The next step is to decide, democratically, just how many people we want to live in Asheville. Why not? No one says we have to become another Charlotte or Atlanta. Don’t we have enough metropolises?

Further, we need to share enough so that every job is a good job, every wage is a living wage — not a minimum sustenance. If local businesses can’t afford to pay, we should draw together as a community and help them. We should share as if we cared about our future. The only thing we have to lose is the next corporate gimmick, the next big box, the next high-tech fad. But what we have to gain is a settled, secure population and all the grace, culture and beauty that such an equilibrium can inspire. Once every job is a good one, developers will no longer be able to claim that only growth can produce good jobs. Profit will be their only justification. Profit for those who already have enough is a lousy motivation for paving our paradise.

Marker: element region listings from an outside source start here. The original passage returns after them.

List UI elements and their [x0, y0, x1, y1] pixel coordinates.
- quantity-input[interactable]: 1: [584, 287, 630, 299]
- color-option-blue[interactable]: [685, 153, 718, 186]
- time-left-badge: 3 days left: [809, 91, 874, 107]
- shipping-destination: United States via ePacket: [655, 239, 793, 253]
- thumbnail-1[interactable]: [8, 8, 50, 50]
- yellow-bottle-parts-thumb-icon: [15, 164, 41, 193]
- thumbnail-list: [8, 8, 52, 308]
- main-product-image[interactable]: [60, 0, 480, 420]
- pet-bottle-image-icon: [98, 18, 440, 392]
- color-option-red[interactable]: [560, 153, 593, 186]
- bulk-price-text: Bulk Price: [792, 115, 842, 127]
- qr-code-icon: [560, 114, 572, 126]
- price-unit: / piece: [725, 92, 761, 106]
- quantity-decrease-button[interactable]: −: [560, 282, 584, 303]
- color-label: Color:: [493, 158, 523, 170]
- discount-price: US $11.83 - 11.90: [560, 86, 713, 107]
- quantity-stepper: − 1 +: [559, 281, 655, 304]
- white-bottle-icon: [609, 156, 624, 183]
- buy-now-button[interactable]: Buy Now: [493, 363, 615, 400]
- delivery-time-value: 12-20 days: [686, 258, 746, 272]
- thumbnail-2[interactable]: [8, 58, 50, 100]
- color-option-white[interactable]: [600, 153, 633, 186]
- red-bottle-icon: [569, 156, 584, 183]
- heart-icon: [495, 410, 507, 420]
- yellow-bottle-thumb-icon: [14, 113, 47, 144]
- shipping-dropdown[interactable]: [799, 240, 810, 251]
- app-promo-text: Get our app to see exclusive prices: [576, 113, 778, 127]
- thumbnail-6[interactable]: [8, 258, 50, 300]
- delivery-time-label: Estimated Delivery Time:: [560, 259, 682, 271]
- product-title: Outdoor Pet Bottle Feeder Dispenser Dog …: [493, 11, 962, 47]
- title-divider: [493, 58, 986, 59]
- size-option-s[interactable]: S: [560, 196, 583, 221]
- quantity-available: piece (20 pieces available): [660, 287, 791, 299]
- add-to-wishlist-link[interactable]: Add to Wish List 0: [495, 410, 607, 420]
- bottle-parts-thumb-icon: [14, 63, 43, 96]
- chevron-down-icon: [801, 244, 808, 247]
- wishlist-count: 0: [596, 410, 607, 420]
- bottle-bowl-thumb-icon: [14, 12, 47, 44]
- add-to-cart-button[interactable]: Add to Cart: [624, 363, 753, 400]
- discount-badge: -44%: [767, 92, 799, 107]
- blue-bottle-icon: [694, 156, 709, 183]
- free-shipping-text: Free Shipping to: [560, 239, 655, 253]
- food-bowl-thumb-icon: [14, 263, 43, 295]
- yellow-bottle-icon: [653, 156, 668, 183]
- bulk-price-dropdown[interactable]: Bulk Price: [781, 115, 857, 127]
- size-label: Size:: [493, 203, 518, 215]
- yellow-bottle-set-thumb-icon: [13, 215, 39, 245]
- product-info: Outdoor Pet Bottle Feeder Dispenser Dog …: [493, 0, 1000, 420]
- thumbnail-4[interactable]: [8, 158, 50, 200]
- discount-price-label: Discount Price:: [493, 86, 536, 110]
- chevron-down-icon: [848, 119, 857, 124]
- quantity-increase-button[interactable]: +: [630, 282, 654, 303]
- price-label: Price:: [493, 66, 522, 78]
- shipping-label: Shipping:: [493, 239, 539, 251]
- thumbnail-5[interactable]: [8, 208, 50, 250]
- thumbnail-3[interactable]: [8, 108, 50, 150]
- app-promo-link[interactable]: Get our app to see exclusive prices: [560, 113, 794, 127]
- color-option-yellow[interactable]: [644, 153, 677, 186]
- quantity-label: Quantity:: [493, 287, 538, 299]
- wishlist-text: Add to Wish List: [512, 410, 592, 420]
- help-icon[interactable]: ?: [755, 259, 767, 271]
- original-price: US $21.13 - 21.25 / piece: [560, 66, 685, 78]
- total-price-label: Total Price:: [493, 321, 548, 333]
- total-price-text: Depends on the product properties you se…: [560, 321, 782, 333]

Still, we should continue to fight each instance of insane growth, knowing all the while that it’s a rear-guard action. Because until we stop the invisible hand from making our community choices, we will ultimately fail.

Capitalism is brilliant. Private-property rights are sacred. But the intelligence ascribed to the invisible hand decreases with each new SUV that belches exhaust in Asheville. The only entity that can choose the future of our community intelligently is we, the people. Otherwise, we are doomed to let an unconscious hand make our air nasty, our streets dangerous and frenzied, our views man-made, and our culture controlled by pitiless profit.

Environmental groups fighting the eight-lane I-26 connector include: the WNC Alliance (228-8737), Smart Growth Partners of WNC (236-1282), Citizens for Transportation Reform (693-8190), the North Carolina Alliance for Transportation Reform (693-8190, and the I-26 Connector Awareness Group (281-4800, ext. 75).

[Bill Branyon is a free-lance writer and environmental activist living in Asheville.]